FIG. 10 is a flow diagram of another method for managing a photo-generated navigable storefront according to an embodiment of the invention.

DETAILED DESCRIPTION

The invention presented here is an extension of patent application Ser. No. 11/461,280 (hereinafter the '280 application) entitled “User Interface for Navigating Through Images.” The present invention is utilized to tie photos within a navigable 3-D environment (as described in the '280 patent) via tags to presentable online content. The concept is that a group of photos can be automatically built into a navigable 3-D environment (as described in the '280 patent), and links can be made to the photos within that environment to show dynamic content along with them. Simply by selecting different photos while walking through the 3D environment, viewers can be presented associated content—particularly product details. These details may allow them to buy a product, obtain a sample or additional information, or view related advertising. The 3D photo matching technology can be applied to moving images in a similar fashion to the way it is applied to still images; moving images may remain fixed in the 3D environment, or may be mobile.

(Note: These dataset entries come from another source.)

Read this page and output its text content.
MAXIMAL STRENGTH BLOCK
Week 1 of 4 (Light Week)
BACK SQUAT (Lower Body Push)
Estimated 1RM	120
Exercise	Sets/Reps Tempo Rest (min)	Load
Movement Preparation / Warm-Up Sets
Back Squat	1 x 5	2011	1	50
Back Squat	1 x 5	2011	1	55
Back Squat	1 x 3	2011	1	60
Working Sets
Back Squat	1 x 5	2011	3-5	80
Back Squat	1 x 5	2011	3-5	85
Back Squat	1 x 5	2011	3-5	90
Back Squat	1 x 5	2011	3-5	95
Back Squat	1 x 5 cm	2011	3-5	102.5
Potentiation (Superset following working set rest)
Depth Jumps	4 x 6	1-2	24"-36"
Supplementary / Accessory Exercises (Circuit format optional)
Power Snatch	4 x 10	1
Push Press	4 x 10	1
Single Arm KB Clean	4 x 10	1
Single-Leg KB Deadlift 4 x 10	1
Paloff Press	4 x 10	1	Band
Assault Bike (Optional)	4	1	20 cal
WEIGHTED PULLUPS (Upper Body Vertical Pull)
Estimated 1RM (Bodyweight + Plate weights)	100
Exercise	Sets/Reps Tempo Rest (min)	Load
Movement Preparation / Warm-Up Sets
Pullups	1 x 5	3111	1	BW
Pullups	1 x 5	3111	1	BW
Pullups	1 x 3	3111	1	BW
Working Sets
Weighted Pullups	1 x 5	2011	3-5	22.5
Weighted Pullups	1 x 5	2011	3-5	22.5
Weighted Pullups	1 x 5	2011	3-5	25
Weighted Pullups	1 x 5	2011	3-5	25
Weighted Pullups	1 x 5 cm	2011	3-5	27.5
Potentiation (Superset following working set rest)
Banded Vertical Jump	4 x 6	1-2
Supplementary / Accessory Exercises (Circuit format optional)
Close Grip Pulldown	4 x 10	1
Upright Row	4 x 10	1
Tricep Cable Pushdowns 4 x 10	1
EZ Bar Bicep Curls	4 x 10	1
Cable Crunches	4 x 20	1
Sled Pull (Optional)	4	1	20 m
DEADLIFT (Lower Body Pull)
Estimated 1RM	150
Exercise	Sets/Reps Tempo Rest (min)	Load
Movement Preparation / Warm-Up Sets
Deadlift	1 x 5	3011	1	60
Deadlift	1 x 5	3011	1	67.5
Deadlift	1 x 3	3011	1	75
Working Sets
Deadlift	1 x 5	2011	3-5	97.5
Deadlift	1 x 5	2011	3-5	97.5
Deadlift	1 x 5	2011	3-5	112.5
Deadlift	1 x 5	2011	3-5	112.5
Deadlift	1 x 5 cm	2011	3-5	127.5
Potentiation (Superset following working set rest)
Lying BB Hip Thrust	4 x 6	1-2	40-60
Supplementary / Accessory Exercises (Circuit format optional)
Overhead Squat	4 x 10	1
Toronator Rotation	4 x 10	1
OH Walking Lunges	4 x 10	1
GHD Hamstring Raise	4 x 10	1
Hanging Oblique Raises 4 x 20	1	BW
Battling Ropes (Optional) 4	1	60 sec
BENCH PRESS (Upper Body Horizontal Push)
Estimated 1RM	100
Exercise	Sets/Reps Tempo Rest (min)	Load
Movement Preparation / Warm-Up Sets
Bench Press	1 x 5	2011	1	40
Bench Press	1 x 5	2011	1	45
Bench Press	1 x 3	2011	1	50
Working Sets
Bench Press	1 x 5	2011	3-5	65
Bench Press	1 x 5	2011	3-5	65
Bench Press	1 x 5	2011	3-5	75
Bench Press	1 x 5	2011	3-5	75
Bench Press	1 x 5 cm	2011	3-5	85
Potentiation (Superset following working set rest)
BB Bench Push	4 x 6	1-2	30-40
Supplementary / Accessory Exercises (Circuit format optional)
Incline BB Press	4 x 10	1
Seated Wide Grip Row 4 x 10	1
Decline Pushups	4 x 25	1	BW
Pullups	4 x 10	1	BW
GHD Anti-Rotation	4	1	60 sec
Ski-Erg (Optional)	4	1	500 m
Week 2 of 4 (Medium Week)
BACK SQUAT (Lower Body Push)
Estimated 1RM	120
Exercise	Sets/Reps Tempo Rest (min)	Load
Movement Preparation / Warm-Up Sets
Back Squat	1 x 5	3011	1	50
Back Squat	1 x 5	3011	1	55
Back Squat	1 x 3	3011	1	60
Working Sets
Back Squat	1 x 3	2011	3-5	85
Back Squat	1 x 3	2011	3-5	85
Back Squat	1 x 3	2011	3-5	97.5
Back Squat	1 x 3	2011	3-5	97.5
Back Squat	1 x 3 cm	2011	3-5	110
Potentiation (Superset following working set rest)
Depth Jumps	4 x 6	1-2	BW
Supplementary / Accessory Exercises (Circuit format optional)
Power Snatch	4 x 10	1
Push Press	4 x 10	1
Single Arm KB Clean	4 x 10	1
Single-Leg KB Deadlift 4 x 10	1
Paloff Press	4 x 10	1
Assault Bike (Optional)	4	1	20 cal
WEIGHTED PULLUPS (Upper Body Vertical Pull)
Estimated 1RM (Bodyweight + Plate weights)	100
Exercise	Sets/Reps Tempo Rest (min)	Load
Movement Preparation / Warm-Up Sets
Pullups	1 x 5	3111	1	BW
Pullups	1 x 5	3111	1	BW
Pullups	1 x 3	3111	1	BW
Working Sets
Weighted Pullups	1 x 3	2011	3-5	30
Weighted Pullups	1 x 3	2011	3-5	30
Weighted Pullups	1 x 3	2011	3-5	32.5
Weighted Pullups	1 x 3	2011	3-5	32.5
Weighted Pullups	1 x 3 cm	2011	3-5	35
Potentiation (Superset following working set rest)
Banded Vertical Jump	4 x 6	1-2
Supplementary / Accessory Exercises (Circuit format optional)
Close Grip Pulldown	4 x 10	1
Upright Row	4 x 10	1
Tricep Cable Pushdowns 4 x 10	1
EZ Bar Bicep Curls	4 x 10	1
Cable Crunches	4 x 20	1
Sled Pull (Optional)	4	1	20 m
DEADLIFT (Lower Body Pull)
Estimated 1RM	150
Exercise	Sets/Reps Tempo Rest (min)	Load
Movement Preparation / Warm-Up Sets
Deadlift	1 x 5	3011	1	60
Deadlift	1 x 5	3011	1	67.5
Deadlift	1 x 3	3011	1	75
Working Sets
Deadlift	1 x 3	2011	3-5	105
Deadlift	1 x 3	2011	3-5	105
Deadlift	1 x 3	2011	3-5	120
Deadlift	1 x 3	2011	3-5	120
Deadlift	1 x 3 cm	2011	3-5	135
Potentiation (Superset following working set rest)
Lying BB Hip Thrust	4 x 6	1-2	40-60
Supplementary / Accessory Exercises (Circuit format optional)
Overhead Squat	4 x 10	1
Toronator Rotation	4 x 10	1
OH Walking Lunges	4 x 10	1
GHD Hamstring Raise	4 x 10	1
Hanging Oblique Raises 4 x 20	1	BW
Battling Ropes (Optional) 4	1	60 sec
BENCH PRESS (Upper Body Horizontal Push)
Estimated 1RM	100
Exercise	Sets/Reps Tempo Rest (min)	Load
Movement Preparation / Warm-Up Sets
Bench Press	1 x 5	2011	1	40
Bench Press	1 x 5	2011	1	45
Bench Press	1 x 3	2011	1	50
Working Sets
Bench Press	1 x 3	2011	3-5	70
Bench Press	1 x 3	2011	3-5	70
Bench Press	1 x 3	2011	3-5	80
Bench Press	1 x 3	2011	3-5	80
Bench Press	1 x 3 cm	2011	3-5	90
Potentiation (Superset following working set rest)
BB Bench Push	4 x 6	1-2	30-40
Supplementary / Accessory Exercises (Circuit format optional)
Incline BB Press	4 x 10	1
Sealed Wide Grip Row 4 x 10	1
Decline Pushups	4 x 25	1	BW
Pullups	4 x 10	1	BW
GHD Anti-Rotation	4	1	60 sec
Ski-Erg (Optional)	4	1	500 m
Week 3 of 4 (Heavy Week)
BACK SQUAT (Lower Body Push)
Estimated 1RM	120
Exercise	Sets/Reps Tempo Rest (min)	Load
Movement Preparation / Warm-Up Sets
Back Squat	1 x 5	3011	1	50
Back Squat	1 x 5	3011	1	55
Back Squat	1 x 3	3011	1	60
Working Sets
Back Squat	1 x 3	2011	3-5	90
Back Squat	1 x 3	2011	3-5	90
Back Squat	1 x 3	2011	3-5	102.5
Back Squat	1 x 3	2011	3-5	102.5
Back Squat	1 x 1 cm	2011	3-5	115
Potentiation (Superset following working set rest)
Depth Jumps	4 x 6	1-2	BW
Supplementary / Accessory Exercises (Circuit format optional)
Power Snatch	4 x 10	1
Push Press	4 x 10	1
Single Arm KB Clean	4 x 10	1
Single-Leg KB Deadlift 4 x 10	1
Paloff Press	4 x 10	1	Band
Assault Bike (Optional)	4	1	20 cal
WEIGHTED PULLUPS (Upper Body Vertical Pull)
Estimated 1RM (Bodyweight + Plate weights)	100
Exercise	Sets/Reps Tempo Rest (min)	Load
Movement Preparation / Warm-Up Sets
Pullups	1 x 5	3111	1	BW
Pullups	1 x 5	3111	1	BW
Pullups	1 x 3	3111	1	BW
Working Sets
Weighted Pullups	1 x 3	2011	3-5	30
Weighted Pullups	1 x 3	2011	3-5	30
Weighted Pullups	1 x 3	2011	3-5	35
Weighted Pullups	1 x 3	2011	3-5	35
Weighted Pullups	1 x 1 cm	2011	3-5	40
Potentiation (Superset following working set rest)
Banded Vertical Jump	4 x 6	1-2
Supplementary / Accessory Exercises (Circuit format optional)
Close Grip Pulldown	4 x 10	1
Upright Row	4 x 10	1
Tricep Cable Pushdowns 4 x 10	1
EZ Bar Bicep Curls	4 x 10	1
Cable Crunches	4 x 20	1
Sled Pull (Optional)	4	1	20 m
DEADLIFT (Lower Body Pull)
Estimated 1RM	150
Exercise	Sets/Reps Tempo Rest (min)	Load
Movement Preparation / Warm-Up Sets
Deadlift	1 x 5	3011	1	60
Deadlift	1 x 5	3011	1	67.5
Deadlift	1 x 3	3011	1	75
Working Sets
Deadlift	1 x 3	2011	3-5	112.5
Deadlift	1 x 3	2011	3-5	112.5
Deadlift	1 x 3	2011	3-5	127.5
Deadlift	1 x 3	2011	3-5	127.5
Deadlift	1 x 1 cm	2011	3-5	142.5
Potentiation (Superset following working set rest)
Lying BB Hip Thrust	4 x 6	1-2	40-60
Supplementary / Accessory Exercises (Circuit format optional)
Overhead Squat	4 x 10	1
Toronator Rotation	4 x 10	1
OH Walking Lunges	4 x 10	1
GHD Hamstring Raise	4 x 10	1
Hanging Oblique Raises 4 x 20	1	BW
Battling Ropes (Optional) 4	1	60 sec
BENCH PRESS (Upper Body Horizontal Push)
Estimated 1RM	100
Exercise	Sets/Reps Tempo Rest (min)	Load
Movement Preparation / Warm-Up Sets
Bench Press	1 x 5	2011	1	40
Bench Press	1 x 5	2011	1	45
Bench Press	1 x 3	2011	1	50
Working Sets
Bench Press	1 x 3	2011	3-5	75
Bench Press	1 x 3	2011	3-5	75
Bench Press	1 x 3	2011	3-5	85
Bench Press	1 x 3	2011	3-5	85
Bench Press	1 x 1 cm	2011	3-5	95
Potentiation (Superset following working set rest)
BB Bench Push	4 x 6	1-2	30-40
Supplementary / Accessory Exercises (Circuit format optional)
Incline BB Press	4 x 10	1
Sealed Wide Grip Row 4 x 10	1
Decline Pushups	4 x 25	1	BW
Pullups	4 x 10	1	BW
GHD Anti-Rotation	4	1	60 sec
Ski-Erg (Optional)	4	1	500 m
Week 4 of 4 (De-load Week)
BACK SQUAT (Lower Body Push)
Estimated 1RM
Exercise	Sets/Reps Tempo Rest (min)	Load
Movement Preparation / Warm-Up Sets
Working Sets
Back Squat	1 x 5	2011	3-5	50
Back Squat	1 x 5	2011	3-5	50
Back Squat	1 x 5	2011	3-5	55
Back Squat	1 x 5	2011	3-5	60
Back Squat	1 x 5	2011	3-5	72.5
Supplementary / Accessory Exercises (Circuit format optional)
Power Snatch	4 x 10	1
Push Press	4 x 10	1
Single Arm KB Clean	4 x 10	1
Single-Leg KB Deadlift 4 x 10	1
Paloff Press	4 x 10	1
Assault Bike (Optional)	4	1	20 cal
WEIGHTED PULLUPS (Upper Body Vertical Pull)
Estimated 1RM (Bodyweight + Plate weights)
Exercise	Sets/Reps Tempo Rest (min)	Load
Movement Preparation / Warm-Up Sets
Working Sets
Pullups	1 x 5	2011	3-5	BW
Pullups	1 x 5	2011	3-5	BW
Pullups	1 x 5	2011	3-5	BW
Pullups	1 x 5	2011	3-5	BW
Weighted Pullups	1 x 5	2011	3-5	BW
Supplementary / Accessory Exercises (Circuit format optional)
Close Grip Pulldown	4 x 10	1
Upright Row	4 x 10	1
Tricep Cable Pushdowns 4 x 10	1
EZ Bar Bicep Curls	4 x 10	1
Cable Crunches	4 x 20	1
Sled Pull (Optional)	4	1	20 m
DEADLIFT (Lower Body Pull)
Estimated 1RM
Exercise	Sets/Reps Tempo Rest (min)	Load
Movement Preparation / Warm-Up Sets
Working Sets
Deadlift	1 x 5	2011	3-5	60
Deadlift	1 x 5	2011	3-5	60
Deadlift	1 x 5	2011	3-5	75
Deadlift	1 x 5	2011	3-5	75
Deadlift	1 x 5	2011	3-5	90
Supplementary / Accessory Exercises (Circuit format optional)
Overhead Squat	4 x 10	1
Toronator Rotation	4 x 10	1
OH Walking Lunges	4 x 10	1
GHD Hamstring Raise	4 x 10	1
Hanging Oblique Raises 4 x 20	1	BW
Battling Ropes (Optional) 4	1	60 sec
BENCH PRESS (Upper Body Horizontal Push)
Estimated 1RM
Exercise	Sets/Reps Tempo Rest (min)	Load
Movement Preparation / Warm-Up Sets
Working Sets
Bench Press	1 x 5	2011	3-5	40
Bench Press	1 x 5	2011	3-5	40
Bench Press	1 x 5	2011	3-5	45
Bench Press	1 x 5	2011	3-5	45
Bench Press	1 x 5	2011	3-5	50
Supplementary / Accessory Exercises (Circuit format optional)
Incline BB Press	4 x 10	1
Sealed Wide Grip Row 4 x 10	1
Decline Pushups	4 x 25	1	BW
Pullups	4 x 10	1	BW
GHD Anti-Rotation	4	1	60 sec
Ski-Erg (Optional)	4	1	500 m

As one skilled in the art will appreciate, embodiments of the present invention may be embodied as, among other things: a method, system, or computer-program product. Accordingly, the embodiments may take the form of a hardware embodiment, a software embodiment, or an embodiment combining software and hardware. In one embodiment, the present invention takes the form of a computer-program product that includes computer-useable instructions embodied on one or more computer-readable media.

Computer-readable media include both volatile and nonvolatile media, removable and nonremovable media, and contemplates media readable by a database, a switch, and various other network devices. Network switches, routers, and related components are conventional in nature, as are means of communicating with the same. By way of example, and not limitation, computer-readable media comprise computer-storage media and communications media.

Computer-storage media, or machine-readable media, include media implemented in any method or technology for storing information. Examples of stored information include computer-useable instructions, data structures, program modules, and other data representations. Computer-storage media include, but are not limited to RAM, ROM, EEPROM, flash memory or other memory technology, CD-ROM, digital versatile discs (DVD), holographic media or other optical disc storage, magnetic cassettes, magnetic tape, magnetic disk storage, and other magnetic storage devices. These memory components can store data momentarily, temporarily, or permanently.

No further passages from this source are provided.